Question 14. Write notes on tuple () function? Give example.
Answer: The `tuple()` function in Python helps convert other collections, like a list, into a tuple. When you use this function, it takes the elements from the list, which are normally in square brackets, and puts them into a new tuple, enclosed by parentheses. This is useful for making your data unchangeable.
Example:
`MyTup3 = tuple([23,45,90])`
`>>> print(MyTup3)`
`(23,45,90)`
In simple words: This function turns a list into a tuple. It takes items that were in square brackets and puts them into a new tuple inside round brackets.

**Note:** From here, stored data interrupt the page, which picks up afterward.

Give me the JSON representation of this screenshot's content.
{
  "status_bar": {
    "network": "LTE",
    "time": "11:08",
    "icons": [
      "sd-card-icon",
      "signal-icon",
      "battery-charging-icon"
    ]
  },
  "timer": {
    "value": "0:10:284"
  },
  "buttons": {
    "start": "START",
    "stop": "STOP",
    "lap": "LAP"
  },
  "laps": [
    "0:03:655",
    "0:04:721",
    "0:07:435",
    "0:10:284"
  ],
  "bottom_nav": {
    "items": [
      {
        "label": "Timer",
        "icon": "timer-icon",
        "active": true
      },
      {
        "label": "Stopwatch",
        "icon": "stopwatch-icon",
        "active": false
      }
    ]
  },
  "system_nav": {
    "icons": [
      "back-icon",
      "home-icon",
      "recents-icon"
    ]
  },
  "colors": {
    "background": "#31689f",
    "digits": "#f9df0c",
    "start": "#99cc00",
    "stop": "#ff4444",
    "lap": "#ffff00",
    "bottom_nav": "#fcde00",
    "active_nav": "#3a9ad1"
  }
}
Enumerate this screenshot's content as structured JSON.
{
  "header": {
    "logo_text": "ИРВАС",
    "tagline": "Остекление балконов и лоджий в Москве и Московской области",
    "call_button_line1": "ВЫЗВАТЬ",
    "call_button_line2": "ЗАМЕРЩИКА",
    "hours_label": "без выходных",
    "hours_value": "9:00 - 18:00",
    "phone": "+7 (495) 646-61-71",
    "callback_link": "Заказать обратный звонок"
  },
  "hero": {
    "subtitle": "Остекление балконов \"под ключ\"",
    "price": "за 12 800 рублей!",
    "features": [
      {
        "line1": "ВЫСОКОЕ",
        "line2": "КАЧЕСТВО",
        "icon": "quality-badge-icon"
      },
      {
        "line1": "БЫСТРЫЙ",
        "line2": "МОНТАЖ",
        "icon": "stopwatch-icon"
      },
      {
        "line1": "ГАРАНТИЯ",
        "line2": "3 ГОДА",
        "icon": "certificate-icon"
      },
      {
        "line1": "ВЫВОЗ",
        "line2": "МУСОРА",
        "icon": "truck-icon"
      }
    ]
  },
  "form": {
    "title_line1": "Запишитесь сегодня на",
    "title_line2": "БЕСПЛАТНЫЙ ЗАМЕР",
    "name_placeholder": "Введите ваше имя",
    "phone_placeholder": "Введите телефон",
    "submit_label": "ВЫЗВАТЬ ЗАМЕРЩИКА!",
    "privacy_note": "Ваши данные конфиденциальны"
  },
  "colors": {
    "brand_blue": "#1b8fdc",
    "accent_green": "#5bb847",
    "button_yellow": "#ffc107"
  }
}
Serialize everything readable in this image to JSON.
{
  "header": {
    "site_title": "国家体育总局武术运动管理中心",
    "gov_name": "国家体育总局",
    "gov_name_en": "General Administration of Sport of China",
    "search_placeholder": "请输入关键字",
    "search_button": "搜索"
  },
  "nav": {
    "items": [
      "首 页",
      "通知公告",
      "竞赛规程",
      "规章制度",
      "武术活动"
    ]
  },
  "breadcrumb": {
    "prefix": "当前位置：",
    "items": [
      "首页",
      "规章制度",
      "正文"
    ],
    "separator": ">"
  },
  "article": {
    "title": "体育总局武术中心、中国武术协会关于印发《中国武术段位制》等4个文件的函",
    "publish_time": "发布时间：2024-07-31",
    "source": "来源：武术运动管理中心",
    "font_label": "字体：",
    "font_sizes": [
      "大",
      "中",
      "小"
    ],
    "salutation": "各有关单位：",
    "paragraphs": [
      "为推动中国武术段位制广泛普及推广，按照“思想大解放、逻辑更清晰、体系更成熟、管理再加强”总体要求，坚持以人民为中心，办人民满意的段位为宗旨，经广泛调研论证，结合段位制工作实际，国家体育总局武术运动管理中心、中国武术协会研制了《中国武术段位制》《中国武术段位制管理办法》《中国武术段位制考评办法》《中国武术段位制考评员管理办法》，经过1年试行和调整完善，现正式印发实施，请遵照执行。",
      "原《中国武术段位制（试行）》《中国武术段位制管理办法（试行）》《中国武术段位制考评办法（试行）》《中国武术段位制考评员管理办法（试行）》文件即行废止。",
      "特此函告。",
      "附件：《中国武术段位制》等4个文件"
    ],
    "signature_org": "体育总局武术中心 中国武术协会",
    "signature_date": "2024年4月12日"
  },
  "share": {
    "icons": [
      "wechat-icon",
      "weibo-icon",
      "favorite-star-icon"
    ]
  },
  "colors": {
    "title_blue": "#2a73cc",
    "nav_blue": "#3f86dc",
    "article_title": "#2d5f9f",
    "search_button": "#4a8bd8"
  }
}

๐ฏ Exam Tip: Remember that tuples are immutable, meaning their contents cannot be changed after creation, unlike lists. This is a key distinction for choosing between them.
Question 15. How to create a set using a list or tuple? Give an example.
Answer: You can easily create a set from either a list or a tuple by using the built-in `set()` function in Python. First, make your list or tuple, then pass it as an argument inside the `set()` function. This process automatically removes any duplicate elements, which is a key characteristic of sets.
Example:
`MyList = [2,4,6,8,10]`
`MySet = set(MyList)`
`print(MySet)`
Output:
`{2, 4, 6, 8, 10}`
In simple words: To make a set from a list or tuple, just put your list or tuple inside the `set()` function. It will turn it into a set and remove any repeated items.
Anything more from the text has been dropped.